Как страусы, спрятавшие в песок свою голову. Они ничем не отличались от всех остальные, таких же до смерти перепуганных жизнью директоров школ, преподавателей химии, рентгенологов, пионерских вожатых, комсомольских активисток, уличных хулиганов, городских королей и нахальных соблазнителей молоденьких девушек. Им всем одинаково было страшно. Мне тоже, как и им, было страшно, я чувствовал, что общий, разлитый повсюду страх затягивает и меня в свою бездонную пропасть. Я чувствовал, что если не освобожусь от этого всеобщего страха, то очень скоро стану таким же, как все: равнодушным и согласным на все идиотом. Мне даже простят мою лекцию в школе, прогул уроков и прочие болезненные отклонения, меня, возможно, даже примут в банду Башибулара, и я, к радости низкорослых подонков, забью вместе с ними кастетами очередного нахального выскочку. А под конец, подобно несравненному Шурику, я лихо подсяду к простившей меня обнаженной Оле, поставив, таким образом, точку в своей нерешенной женской проблеме. Я решу ее, а следом за ней и все свои остальные проблемы, пожертвовав самой малостью: я стану таким же, как все. Таким же, как отец, или как Афанасий Петрович, считающие, что с помощью рентгеновского аппарата просвечивается и решается любая мировая проблема. Что палочка Коха, беспризорщина и проституция побеждается так же, как и все остальные мировые проблемы. Что вешать людей и насиловать женщин никто и никогда больше не будет; что война на земле больше не повторится; что капитализм уже прогнил окончательно, и на решительнее сражение с социализмом не отважится никогда; что все в мире прекрасно, как цветущая весной Моряковсая горка. Я стану похожим на всех, меня вновь полюбит ушедшая к Бесстрахову Катя, которая, естественно, со временем превратится в красавицу, подобно сидящей напротив Валерии. И мы, путешествуя с ней как-то зимой, захватив, разумеется, с собой для услуг какого-нибудь расторопного ассистента Аркашу, будем с удивлением и даже брезгливостью взирать на сидящего рядом подростка. Нахального, наивного и больного, полагающего, что можно прожить жизнь как-то иначе, и укоряющего нас за наши передовые и прогрессивные взгляды.

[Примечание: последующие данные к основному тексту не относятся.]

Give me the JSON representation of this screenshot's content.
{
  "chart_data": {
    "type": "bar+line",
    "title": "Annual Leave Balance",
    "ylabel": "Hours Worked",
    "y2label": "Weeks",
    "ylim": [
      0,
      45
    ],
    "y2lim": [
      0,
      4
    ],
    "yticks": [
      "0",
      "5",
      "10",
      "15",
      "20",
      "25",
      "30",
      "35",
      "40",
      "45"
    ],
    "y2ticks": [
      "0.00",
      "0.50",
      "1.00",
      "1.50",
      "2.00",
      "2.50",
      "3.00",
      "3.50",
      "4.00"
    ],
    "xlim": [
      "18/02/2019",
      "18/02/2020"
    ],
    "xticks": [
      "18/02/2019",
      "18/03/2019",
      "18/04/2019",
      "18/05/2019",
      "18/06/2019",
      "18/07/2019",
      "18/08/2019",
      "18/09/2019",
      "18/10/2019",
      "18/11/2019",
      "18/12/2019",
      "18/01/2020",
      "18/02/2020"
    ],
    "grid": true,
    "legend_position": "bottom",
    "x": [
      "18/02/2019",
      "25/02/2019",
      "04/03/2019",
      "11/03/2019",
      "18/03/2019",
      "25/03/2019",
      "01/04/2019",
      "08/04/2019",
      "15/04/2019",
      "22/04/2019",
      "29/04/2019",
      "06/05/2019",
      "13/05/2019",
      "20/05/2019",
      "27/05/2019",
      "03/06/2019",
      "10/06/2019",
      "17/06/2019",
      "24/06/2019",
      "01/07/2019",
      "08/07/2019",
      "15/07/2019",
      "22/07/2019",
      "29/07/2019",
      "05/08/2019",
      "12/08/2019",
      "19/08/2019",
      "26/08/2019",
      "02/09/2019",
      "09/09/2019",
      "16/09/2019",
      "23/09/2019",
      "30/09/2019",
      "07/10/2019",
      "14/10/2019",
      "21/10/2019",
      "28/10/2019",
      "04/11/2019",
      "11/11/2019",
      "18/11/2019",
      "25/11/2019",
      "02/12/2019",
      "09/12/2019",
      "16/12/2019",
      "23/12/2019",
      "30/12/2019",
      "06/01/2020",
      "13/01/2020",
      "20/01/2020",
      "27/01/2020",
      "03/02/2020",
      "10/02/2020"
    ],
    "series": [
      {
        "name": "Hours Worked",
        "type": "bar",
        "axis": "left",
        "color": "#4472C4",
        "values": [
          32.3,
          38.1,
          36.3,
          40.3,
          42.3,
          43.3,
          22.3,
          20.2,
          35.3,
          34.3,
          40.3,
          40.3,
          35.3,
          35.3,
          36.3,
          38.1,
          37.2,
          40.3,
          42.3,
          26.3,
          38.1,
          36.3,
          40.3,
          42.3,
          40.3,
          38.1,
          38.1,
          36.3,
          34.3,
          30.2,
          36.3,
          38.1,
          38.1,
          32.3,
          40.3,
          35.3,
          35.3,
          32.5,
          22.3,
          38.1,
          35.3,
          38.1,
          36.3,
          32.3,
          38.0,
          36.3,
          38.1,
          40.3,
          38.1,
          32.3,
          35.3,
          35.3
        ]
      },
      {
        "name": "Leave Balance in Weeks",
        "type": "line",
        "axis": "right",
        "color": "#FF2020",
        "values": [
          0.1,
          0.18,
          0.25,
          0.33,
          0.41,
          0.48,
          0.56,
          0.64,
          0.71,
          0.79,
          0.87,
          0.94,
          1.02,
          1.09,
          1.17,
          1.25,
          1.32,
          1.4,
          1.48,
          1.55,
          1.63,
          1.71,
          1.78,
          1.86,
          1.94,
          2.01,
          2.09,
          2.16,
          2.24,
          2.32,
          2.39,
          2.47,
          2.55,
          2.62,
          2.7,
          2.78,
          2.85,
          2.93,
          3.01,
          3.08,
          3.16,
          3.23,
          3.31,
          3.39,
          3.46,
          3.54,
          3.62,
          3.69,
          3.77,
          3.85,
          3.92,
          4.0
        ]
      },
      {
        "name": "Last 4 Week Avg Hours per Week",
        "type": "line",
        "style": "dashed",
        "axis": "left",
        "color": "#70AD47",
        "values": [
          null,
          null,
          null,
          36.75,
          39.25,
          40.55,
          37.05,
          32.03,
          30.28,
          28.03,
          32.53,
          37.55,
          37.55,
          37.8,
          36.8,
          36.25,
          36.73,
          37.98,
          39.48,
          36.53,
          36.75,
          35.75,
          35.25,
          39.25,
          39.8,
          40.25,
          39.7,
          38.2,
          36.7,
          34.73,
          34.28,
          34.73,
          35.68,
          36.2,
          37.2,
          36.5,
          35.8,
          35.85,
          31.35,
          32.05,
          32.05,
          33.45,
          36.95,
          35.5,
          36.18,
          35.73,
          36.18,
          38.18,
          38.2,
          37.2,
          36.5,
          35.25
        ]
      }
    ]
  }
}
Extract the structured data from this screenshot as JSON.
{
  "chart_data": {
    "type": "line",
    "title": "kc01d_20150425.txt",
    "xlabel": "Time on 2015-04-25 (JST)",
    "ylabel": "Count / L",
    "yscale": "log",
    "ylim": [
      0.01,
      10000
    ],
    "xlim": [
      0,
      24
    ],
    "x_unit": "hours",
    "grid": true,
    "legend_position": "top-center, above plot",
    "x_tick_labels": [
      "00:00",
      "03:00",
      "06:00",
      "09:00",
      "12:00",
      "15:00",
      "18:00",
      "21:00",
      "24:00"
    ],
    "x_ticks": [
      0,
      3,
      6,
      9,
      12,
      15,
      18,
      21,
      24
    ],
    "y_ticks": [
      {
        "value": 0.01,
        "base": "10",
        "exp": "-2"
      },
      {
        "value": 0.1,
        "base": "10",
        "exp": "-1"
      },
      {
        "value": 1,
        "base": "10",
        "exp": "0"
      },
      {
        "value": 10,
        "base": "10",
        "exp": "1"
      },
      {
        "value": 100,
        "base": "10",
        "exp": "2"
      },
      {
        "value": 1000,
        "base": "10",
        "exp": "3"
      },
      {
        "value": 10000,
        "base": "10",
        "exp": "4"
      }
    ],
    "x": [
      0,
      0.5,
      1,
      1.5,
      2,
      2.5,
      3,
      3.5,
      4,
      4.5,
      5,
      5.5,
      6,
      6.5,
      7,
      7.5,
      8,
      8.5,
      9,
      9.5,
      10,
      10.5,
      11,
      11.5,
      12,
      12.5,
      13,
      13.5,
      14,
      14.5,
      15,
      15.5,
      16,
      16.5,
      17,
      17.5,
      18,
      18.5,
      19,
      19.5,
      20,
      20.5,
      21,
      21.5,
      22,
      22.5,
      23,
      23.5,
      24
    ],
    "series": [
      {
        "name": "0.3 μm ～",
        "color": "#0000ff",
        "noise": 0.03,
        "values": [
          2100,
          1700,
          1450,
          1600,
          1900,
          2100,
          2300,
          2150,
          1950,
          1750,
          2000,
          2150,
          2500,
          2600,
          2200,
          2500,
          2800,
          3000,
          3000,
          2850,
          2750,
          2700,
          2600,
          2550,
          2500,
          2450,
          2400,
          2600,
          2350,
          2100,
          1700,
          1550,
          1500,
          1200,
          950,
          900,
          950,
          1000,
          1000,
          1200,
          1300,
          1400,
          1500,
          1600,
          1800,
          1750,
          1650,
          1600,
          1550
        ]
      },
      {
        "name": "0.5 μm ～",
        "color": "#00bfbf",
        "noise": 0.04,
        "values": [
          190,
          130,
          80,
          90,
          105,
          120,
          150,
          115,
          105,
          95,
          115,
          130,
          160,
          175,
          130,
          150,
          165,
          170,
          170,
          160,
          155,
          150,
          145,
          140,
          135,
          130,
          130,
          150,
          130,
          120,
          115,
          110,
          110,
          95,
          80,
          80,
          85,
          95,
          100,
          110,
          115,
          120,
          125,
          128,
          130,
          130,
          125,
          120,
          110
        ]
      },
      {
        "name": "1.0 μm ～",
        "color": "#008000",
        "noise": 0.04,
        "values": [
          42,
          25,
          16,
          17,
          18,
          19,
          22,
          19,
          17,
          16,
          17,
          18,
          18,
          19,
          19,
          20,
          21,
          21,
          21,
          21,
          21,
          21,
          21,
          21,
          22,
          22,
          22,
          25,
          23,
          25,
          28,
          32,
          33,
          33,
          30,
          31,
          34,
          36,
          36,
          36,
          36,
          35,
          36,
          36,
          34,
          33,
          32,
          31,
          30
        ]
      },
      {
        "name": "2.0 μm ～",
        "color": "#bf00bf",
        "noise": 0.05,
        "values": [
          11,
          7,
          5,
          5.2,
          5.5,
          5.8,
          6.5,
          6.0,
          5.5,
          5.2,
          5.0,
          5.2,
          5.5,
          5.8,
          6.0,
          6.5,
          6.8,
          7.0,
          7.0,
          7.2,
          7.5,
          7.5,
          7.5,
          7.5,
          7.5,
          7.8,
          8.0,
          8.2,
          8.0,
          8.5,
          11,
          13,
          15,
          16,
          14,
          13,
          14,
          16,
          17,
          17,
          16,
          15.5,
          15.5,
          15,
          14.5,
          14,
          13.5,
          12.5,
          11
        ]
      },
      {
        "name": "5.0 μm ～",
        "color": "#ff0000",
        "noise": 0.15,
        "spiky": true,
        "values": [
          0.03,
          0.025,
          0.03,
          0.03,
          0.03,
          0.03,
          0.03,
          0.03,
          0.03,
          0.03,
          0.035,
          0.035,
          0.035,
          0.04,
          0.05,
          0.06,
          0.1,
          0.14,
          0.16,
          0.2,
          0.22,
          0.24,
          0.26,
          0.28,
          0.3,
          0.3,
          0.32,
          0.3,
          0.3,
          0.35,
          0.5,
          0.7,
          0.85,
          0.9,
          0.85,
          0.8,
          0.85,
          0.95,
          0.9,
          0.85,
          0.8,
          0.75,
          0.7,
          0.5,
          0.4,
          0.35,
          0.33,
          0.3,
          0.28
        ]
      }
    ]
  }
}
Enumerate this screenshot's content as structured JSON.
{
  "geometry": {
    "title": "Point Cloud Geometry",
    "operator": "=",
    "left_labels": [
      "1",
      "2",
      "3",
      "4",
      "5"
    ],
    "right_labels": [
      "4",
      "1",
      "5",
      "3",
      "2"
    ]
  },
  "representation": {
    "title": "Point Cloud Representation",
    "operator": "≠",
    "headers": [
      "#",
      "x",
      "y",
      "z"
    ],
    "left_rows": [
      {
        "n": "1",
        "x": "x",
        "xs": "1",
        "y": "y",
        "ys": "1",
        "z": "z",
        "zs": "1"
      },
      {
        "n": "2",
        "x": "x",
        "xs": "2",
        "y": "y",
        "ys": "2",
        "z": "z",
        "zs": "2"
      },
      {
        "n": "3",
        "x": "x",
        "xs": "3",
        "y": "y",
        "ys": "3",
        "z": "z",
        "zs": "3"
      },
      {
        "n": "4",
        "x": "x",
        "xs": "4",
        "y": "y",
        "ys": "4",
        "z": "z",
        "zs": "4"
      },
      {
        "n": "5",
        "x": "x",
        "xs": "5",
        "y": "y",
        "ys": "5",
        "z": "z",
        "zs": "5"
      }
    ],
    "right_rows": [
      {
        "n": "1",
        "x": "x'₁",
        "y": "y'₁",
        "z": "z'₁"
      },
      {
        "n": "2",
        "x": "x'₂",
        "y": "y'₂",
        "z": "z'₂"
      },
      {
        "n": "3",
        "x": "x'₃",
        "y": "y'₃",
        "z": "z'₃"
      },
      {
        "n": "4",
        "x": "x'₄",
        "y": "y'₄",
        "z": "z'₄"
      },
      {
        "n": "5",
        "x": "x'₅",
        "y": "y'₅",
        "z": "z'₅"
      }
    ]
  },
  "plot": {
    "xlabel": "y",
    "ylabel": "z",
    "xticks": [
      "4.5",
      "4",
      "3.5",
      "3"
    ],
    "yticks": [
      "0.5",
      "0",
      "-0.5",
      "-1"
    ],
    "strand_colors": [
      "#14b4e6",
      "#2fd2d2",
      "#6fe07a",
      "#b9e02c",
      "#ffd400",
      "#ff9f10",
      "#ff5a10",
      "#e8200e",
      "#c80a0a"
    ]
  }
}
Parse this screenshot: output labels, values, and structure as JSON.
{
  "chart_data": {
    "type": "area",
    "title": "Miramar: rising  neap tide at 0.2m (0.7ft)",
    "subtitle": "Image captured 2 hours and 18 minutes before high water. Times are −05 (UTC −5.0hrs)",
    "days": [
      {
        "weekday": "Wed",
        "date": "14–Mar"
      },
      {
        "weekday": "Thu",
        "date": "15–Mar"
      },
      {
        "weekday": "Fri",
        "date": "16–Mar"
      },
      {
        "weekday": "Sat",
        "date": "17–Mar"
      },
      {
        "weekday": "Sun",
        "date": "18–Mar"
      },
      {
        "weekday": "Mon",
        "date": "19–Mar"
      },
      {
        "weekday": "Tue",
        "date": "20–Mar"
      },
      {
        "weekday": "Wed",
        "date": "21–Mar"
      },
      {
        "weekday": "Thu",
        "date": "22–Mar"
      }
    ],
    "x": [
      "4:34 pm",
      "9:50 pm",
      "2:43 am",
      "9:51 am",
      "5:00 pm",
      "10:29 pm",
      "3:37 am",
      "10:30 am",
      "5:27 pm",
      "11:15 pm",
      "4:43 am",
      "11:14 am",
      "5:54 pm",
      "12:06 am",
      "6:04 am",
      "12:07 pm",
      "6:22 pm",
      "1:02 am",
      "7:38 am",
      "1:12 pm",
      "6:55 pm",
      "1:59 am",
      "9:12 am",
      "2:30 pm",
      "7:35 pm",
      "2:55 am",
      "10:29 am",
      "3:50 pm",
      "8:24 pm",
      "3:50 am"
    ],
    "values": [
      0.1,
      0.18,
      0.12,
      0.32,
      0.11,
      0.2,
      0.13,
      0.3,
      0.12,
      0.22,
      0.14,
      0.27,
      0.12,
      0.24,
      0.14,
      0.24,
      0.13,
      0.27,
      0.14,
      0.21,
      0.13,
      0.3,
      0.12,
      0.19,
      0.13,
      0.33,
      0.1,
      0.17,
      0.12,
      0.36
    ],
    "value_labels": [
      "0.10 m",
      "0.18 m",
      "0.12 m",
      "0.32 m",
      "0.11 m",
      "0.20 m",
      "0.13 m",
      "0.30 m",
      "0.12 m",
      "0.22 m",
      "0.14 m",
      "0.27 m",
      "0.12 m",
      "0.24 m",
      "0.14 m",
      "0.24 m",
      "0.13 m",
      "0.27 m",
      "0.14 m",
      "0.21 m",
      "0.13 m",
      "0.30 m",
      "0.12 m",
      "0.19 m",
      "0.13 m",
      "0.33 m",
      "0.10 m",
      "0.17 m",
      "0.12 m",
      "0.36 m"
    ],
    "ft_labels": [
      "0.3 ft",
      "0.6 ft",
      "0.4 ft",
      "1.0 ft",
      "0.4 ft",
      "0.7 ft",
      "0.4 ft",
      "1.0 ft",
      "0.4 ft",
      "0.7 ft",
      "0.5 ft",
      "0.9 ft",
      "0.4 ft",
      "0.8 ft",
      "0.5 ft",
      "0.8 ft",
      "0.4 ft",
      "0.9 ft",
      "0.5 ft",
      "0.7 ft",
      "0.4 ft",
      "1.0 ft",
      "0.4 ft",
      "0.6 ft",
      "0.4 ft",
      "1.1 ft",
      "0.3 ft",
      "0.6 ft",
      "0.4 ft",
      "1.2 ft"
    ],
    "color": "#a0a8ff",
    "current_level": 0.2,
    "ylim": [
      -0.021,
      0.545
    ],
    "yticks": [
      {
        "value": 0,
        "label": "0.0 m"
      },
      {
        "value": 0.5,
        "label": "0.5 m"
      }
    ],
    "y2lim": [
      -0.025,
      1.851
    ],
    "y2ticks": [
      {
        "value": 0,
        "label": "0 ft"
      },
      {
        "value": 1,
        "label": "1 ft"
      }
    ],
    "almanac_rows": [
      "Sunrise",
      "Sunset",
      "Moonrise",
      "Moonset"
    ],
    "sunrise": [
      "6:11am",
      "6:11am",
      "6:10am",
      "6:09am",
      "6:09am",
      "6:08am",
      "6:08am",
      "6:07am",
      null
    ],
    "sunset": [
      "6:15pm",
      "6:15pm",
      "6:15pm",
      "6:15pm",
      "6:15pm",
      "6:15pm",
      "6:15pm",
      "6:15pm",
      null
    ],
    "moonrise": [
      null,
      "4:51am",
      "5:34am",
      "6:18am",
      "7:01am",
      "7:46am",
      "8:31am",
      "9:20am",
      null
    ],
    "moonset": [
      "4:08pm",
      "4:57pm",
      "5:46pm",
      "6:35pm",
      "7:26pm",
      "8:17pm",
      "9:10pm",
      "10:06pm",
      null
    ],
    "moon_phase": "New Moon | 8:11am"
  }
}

Меня это видение самого себя в качестве профессора, брезгливо рассматривающего трясущегося в лихорадке подростка, настолько перепугало, что я опять хотел сломя голову кинуться в бой. И только тот факт, что мы, наконец, приехали в Ялту, избавил моих собеседников от необходимости защищаться. За этими троллейбусными дискуссиями я ничего толком так и не увидел в окне. Впрочем, окно было сплошь заморожено, и кроме бесконечного белого снега в нем ничего не было.
Я смутно помню, как мелькали в моих глазах синие ялтинские фонари, как сбоку от тротуара то показывался купол безмолвного цирка, то стояли в морозной тьме неподвижные прямые ряды кипарисов, то вырастал неожиданно, как грядущие бедствия, развязный бронзовый Ленин, отворачивающий доверительно в сторону полу своего сюртука, словно пожилой торговец порнографическими открытками, а во мгле штормового залива, освещенные праздничными огнями, раскачивались на волнах силуэты бесчисленных кораблей. Все это было мне очень знакомо, потому что Ялта была точно такой же, как и Аркадьевск, только примерно раз в десять больше. И все же она от Аркадьевска отличалась. Это был город, открытый в сторону целого света, город, от которого лежал прямой путь в Одессу, а от нее дальше – туда, к коралловым островам Индийского океана. Это был город, который сулил освобождение и надежду. Я напряг последние силы, и вдоль покрытых снежным узором витрин магазинов, кафе и аптек, ощущая рядом с собой непрерывное присутствие зимнего штормящего моря, через заснеженные аллеи вечнозеленых кустарников добежал наконец к подъезду театра.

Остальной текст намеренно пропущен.